For four students who took aerospace professor Massimo Ruzzene’s graduate course in experimental structural dynamics last fall, the Super Bowl was a whole new ball game.
Instead of rooting for the Broncos or the Seahawks, they were rooting for the helmets that get banged, bounced and beaten during the course of the game.
They can blame this game-changer on a class project, “Dynamic Characterization of a Football Helmet” which they initially completed for Ruzzene in December but are now preparing to present before the Society for Experimental Mechanics this June.
“Usually, when I teach this class, we use a laser vibrometer to measure the motion on a flat surface or a beam. But that’s very easy, and not like anything they would have to solve on their own.

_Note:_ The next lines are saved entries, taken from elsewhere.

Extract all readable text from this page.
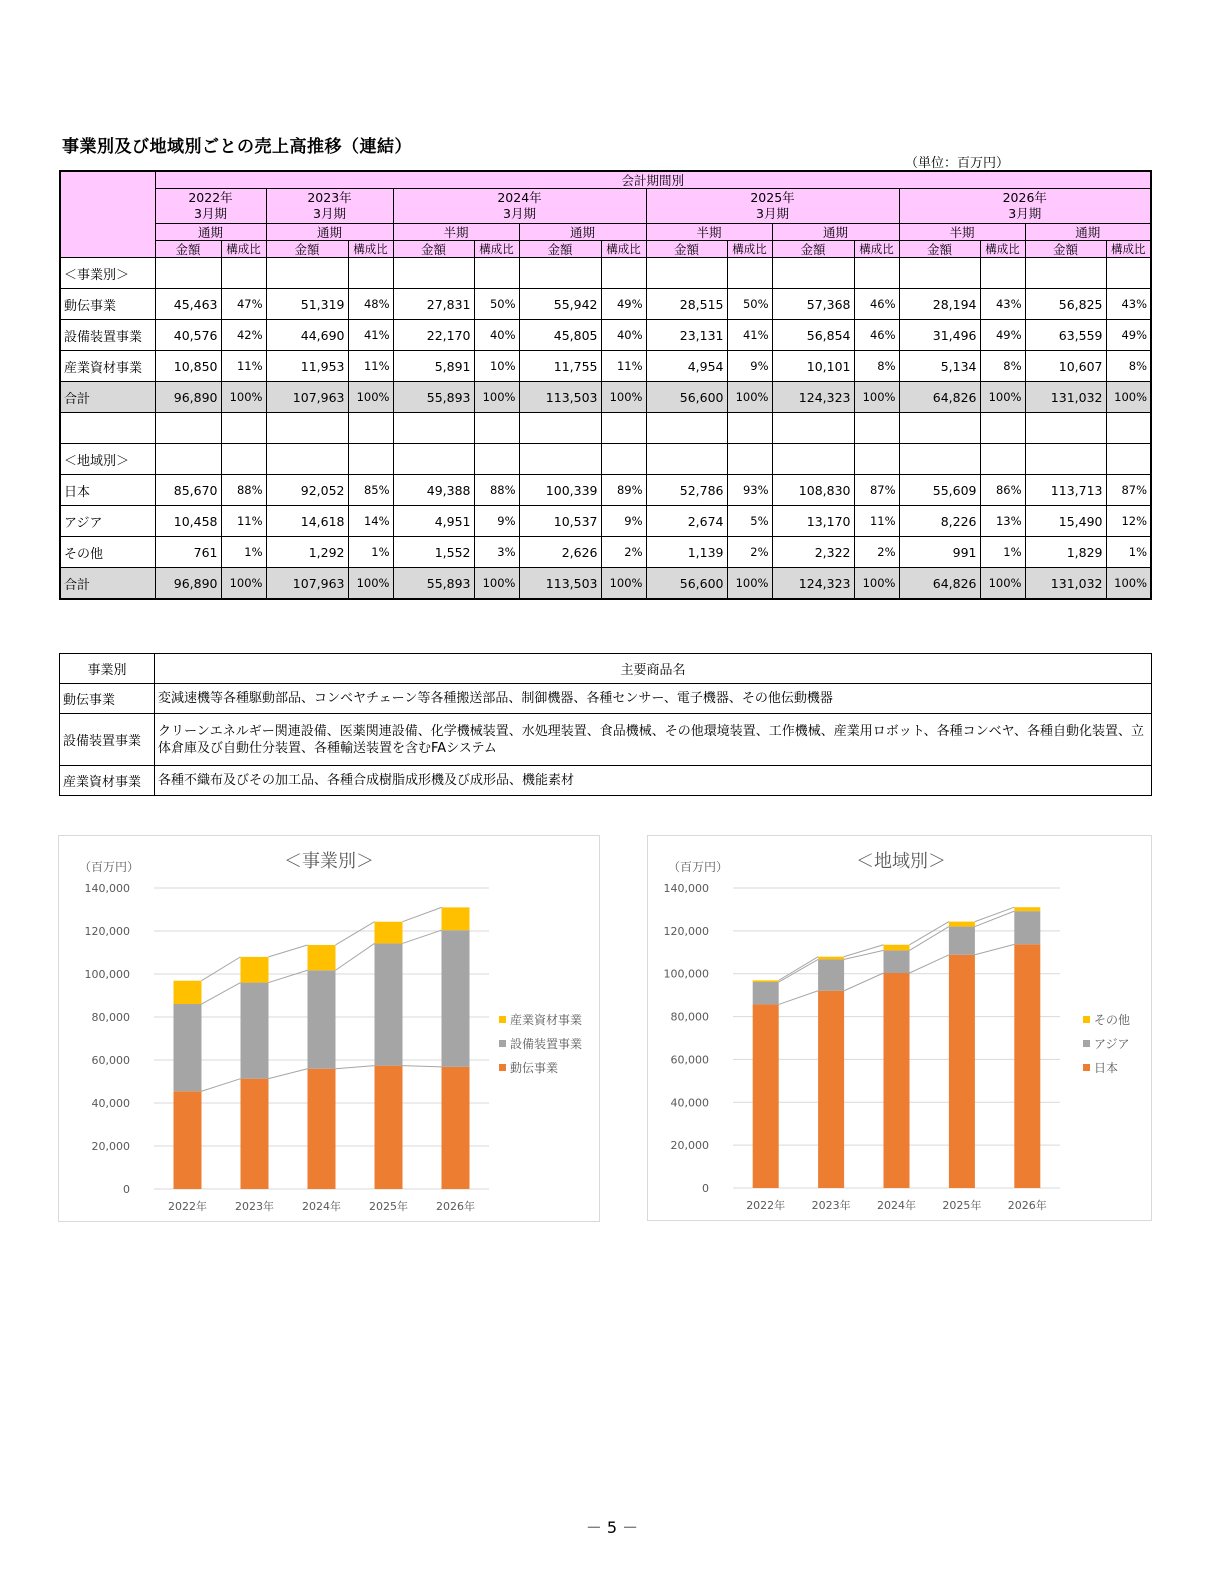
事業別及び地域別ごとの売上高推移（連結）
（単位：百万円）
	会計期間別															
	2022年
3月期		2023年
3月期		2024年
3月期				2025年
3月期				2026年
3月期			
	通期		通期		半期		通期		半期		通期		半期		通期	
	金額	構成比	金額	構成比	金額	構成比	金額	構成比	金額	構成比	金額	構成比	金額	構成比	金額	構成比
＜事業別＞																
動伝事業	45,463	47%	51,319	48%	27,831	50%	55,942	49%	28,515	50%	57,368	46%	28,194	43%	56,825	43%
設備装置事業	40,576	42%	44,690	41%	22,170	40%	45,805	40%	23,131	41%	56,854	46%	31,496	49%	63,559	49%
産業資材事業	10,850	11%	11,953	11%	5,891	10%	11,755	11%	4,954	9%	10,101	8%	5,134	8%	10,607	8%
合計	96,890	100%	107,963	100%	55,893	100%	113,503	100%	56,600	100%	124,323	100%	64,826	100%	131,032	100%

＜地域別＞																
日本	85,670	88%	92,052	85%	49,388	88%	100,339	89%	52,786	93%	108,830	87%	55,609	86%	113,713	87%
アジア	10,458	11%	14,618	14%	4,951	9%	10,537	9%	2,674	5%	13,170	11%	8,226	13%	15,490	12%
その他	761	1%	1,292	1%	1,552	3%	2,626	2%	1,139	2%	2,322	2%	991	1%	1,829	1%
合計	96,890	100%	107,963	100%	55,893	100%	113,503	100%	56,600	100%	124,323	100%	64,826	100%	131,032	100%
事業別	主要商品名
動伝事業	変減速機等各種駆動部品、コンベヤチェーン等各種搬送部品、制御機器、各種センサー、電子機器、その他伝動機器
設備装置事業	クリーンエネルギー関連設備、医薬関連設備、化学機械装置、水処理装置、食品機械、その他環境装置、工作機械、産業用ロボット、各種コンベヤ、各種自動化装置、立体倉庫及び自動仕分装置、各種輸送装置を含むFAシステム
産業資材事業	各種不織布及びその加工品、各種合成樹脂成形機及び成形品、機能素材
＜事業別＞
（百万円）
0
20,000
40,000
60,000
80,000
100,000
120,000
140,000
2022年	2023年	2024年	2025年	2026年
産業資材事業
設備装置事業
動伝事業
＜地域別＞
（百万円）
0
20,000
40,000
60,000
80,000
100,000
120,000
140,000
2022年 2023年 2024年 2025年 2026年
その他
アジア
日本
－ 5 －
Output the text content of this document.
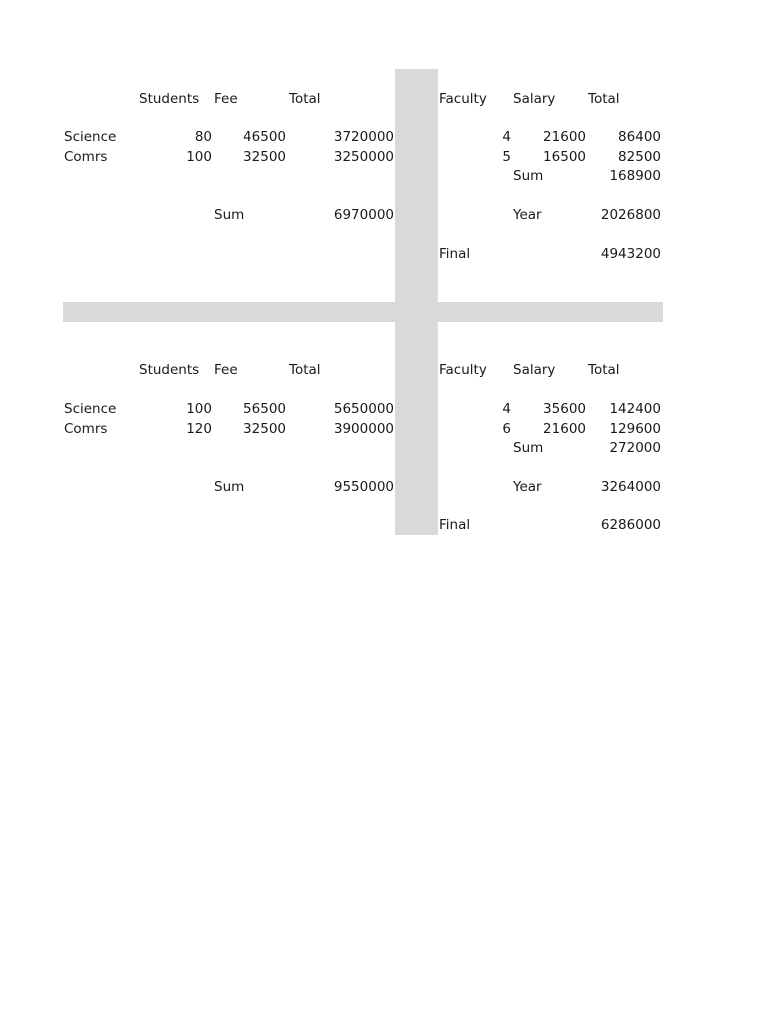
Students Fee	Total
Science	80	46500	3720000
Comrs	100	32500	3250000
Sum	6970000
Faculty Salary Total
4	21600	86400
5	16500	82500
Sum	168900
Year	2026800
Final	4943200
Students Fee	Total
Science	100	56500	5650000
Comrs	120	32500	3900000
Sum	9550000
Faculty Salary Total
4	35600	142400
6	21600	129600
Sum	272000
Year	3264000
Final	6286000
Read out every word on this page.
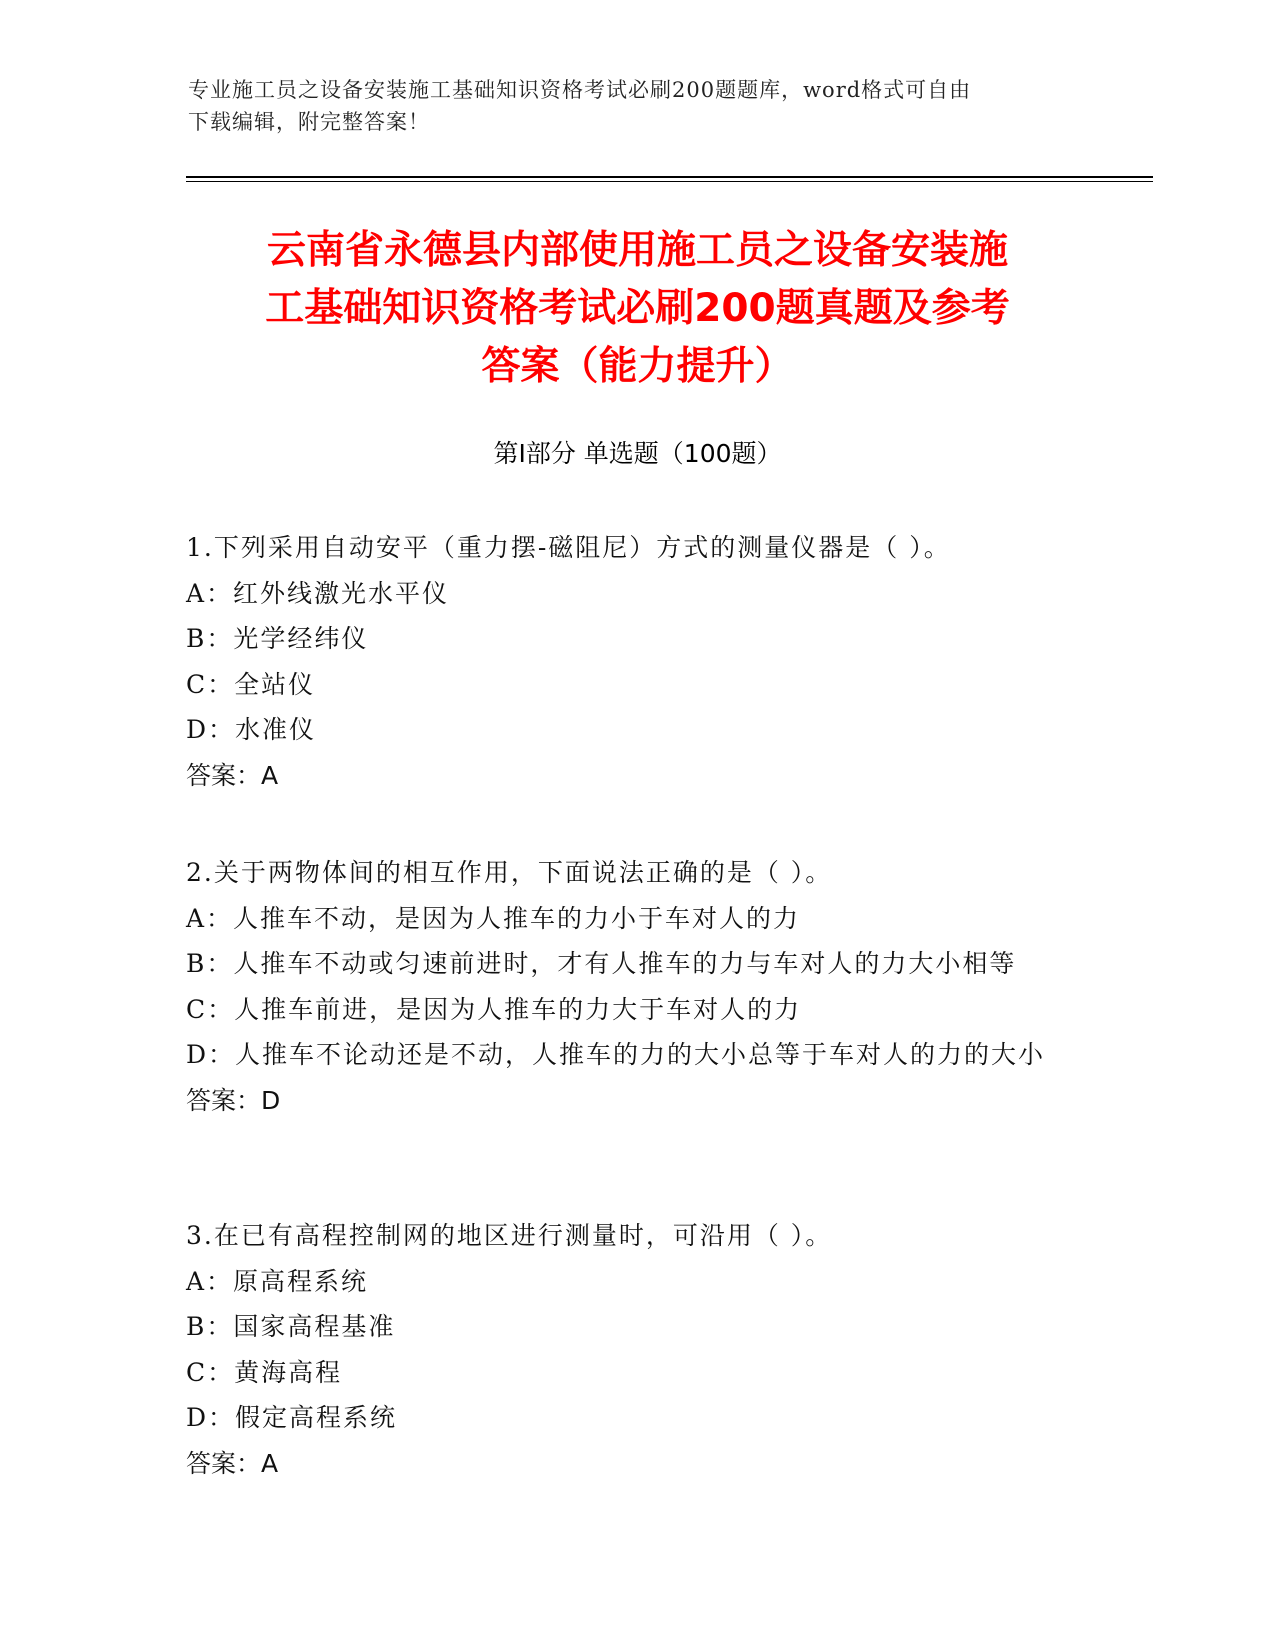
专业施工员之设备安装施工基础知识资格考试必刷200题题库，word格式可自由
下载编辑，附完整答案！
云南省永德县内部使用施工员之设备安装施
工基础知识资格考试必刷200题真题及参考
答案（能力提升）
第Ⅰ部分 单选题（100题）
1.下列采用自动安平（重力摆-磁阻尼）方式的测量仪器是（ ）。
A：红外线激光水平仪
B：光学经纬仪
C：全站仪
D：水准仪
答案：A
2.关于两物体间的相互作用，下面说法正确的是（ ）。
A：人推车不动，是因为人推车的力小于车对人的力
B：人推车不动或匀速前进时，才有人推车的力与车对人的力大小相等
C：人推车前进，是因为人推车的力大于车对人的力
D：人推车不论动还是不动，人推车的力的大小总等于车对人的力的大小
答案：D
3.在已有高程控制网的地区进行测量时，可沿用（ ）。
A：原高程系统
B：国家高程基准
C：黄海高程
D：假定高程系统
答案：A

I wanted something that would test their problem-solving abilities,” said Ruzzene.
“So I took a football helmet, a curved surface, and told them to find a way to measure its vibration response. They had to come up with the methodology and test it. Their results are good, something that can be used to help others redesign helmets, for football and maybe other uses.”
A redesigned helmet, he pointed out, could lead to a lower incidence of mild traumatic brain injury and concussions, two hazards widely associated with football.
While many studies of this phenomenon focus on measuring the acceleration of the head inside the helmet, Ruzzene’s team – composed of AE and ME graduate students - focused entirely on the dynamic behavior of the helmet itself.
“Knowledge of the vibratory motion of the helmet may lead to an improved understanding of what causes the most severe injuries to the brain,” Ruzzene added.
By splitting the helmet into several experimental “zones,” they were able to resolve the issues created by its curved surface. To generate the vibrations, they glued a piezoelectric transducer (PZT) to the inner surface of the helmet. A bi-dimensional Scanning Laser Doppler Vibrometer (SLDV) measured the resulting wave.
The results, illustrated vividly by a color-coded 3D scan, suggest that a more strategic placement of the air venting “holes” in the helmet may act to disburse or contain the propagation of impact vibrations. Vibrations migrate between the holes, he said, but not beyond them.
But Ruzzene stops short of issuing a concrete prescription for new helmet designs.
“The fact that these students have found a way to capture the images of vibration propagation is impressive. It sets up a way for someone to make a better helmet,” he said. “For me, as a professor at Georgia Tech, it is proof, once again, that if you set our students loose on a problem, they will come back with a solid, scientific answer. They are an impressive bunch.”
Working together with Dr. Ruzzene to generate and write up this research were AE graduate students Matteo Carrara, and Amy N. Williams and ME graduate students Aaron Darnton and Marshall Schaeffer.